Haptic perception in blind subjects

It was not surprising to find enhanced performance for blind subjects in a haptic angle discrimination task since blind subjects must depend more on haptic feedback during their daily activities than do sighted subjects. Thus, it is interesting to speculate that the present results reflect, at least in part, experience-driven changes in brain processing of haptic inputs. In addition, however, blind subjects adapt to their condition by optimizing their exploratory strategies. Thus, Davidson (1972) found that in a task in which subjects had to categorize macro-curvatures as straight, concave, or convex, blind subjects were particularly adept at both identifying the salient feature to discriminate, and choosing the optimal exploratory strategy to maximize sensory feedback from this feature. Thus, experience-driven adaptations can have far reaching consequences.

We tried to minimize the variability between blind subjects by restricting recruitment to subjects who had lost their vision before puberty. It has been shown that cross-modal plasticity (activation of occipital areas during Braille reading) is present in the blind when blindness occurs before 14 years of age (Cohen et al. 1999). More recently, Sadato et al. (2002) found that the critical age is slightly later, at 16 years of age, for showing cross-modal plasticity in primary visual cortex in relation to a passive tactile discrimination task of 2-D spatial form discrimination (Braille character identification). As exploring 2-D angles is a sensorimotor task somewhat similar to the Braille task used by Cohen et al., we chose 14 years as the cut-off point to recruit the blind subjects.

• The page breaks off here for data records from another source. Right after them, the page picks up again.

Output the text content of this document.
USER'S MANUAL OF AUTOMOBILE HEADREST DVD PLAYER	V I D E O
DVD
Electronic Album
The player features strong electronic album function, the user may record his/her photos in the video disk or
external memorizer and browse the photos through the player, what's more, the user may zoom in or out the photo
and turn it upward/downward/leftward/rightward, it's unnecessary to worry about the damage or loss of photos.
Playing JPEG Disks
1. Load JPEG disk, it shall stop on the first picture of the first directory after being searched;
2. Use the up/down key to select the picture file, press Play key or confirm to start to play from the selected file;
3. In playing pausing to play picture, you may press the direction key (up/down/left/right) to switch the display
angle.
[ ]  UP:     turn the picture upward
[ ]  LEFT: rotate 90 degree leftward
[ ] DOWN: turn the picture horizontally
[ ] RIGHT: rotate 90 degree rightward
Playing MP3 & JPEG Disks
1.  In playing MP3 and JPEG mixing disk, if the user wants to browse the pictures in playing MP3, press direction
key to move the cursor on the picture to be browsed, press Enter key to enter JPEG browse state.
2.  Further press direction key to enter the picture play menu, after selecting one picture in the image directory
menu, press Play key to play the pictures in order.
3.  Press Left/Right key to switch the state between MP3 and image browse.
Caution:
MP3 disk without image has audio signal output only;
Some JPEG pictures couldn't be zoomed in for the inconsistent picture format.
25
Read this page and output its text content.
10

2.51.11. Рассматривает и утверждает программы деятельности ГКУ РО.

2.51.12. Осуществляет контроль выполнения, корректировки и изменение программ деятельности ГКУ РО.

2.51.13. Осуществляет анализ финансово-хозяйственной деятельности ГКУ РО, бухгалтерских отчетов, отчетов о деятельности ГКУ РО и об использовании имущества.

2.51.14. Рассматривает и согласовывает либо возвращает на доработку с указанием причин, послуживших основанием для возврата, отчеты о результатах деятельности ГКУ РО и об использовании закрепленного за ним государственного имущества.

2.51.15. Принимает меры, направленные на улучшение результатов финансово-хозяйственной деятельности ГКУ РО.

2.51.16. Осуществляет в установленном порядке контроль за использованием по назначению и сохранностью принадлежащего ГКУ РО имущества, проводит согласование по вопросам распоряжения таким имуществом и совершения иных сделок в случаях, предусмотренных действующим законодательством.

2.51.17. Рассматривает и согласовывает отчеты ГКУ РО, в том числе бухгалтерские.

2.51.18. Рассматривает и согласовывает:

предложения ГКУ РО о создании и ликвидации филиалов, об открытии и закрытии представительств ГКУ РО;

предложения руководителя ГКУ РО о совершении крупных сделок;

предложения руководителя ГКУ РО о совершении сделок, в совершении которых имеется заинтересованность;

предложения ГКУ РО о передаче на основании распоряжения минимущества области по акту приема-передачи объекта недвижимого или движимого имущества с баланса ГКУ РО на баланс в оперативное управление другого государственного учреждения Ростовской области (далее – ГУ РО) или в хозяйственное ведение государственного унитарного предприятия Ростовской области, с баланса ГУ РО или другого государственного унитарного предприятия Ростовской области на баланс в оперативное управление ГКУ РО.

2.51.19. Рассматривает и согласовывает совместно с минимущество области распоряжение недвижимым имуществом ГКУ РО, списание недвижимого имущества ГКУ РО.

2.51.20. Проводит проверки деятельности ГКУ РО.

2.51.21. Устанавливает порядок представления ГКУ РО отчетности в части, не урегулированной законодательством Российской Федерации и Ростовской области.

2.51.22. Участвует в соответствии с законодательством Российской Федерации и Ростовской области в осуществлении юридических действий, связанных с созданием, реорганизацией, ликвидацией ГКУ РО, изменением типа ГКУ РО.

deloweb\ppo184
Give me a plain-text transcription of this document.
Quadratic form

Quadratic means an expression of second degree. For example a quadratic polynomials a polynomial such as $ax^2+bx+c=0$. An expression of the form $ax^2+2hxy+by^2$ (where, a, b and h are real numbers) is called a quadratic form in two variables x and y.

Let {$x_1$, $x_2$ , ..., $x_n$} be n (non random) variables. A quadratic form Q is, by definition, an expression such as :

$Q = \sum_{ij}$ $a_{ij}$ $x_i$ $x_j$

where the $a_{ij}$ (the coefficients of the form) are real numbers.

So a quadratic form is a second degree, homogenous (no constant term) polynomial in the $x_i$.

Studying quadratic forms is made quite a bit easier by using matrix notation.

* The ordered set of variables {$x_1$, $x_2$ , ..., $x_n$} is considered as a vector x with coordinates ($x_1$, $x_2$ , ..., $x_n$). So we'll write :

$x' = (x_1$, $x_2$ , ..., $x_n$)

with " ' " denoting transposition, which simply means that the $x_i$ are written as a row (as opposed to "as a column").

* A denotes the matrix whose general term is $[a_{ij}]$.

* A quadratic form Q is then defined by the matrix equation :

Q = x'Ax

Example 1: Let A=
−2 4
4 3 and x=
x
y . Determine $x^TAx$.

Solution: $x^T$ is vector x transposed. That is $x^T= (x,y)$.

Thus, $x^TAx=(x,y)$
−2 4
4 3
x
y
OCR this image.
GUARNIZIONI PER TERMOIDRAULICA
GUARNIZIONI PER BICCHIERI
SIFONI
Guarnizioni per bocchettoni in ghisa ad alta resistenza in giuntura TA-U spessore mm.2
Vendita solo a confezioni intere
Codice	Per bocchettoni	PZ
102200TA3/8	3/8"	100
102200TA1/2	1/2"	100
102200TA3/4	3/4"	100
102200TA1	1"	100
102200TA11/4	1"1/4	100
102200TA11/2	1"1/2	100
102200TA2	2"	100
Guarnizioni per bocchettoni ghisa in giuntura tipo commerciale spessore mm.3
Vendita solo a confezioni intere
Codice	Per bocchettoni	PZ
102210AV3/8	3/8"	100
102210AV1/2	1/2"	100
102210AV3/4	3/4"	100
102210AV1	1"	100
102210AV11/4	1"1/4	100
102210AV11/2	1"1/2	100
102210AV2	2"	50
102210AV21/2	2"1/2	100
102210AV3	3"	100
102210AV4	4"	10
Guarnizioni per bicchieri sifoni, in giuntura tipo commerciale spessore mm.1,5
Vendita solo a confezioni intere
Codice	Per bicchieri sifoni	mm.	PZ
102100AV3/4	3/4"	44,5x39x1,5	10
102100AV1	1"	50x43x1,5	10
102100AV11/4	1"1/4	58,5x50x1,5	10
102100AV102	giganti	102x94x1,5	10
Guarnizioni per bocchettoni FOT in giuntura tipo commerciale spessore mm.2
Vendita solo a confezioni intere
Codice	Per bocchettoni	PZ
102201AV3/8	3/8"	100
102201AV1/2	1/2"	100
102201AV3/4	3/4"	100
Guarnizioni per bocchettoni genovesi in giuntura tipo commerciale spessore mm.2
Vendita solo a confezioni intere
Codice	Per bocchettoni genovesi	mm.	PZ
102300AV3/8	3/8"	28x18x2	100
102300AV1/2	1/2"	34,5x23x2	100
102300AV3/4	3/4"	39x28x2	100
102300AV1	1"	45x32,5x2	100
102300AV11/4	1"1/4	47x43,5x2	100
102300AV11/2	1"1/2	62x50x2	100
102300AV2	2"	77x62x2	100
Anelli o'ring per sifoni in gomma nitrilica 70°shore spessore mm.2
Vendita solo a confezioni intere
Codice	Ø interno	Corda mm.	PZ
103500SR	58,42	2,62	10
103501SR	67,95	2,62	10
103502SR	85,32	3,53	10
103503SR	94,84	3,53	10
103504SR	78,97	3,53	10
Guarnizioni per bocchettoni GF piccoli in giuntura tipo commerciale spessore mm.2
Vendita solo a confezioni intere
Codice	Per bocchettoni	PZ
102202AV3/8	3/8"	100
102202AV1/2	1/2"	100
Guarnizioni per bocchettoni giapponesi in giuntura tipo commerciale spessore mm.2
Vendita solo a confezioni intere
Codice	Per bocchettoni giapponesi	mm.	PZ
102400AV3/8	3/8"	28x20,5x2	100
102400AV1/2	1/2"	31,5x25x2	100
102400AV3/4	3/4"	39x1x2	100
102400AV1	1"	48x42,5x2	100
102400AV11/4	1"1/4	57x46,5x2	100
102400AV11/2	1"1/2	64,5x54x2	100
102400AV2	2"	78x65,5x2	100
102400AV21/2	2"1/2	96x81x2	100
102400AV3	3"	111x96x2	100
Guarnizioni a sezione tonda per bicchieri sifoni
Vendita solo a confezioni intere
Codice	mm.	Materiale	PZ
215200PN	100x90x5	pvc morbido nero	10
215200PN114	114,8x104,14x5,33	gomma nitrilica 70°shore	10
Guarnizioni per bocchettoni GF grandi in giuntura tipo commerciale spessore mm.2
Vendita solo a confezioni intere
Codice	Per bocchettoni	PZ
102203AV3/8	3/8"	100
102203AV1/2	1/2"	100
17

Complementary experiments are needed, using neuroimaging techniques, to determine whether the cerebral networks involved in the haptic angle discrimination task are similar in blind and sighted subjects. Indeed, occipital activations have been reported in the blind (Kujala et al. 2000; Gizewski et al. 2003; Lambert et al. 2004; Burton and McLaren 2006; Burton et al. 2004, 2006; Pascual-Leone et al. 2005; Sadato 2005; Sathian 2005; Ofan and Zohary 2006), and there is evidence that these activations are functionally relevant (Hamilton et al. 2000). Correlations between performance in various tasks and visual cortex activation have also been reported (Amedi et al. 2003; Gougoux et al. 2005). Questions remain, however, about the haptic appreciation of object shape (discrimination of 2-D angles). Although it is known that haptic shape exploration is associated with activation in extrastriate visual areas in sighted subjects, possibly reflecting visual imagery and/or other mechanisms related to somatosensory object recognition leading then to multisensory processing in these areas (Amedi et al. 2001; James et al. 2002; Zhang et al. 2004; Peltier et al. 2007), it is not known if blind subjects might show specific occipital activations during the performance of this task. Indeed, our finding that congenitally blind subjects (lacking visual experience) particularly contributed to the enhanced performance of blind subjects during 2-D angle discrimination makes it unlikely that visual imagery per se contributed significantly to the performance of the blind subjects.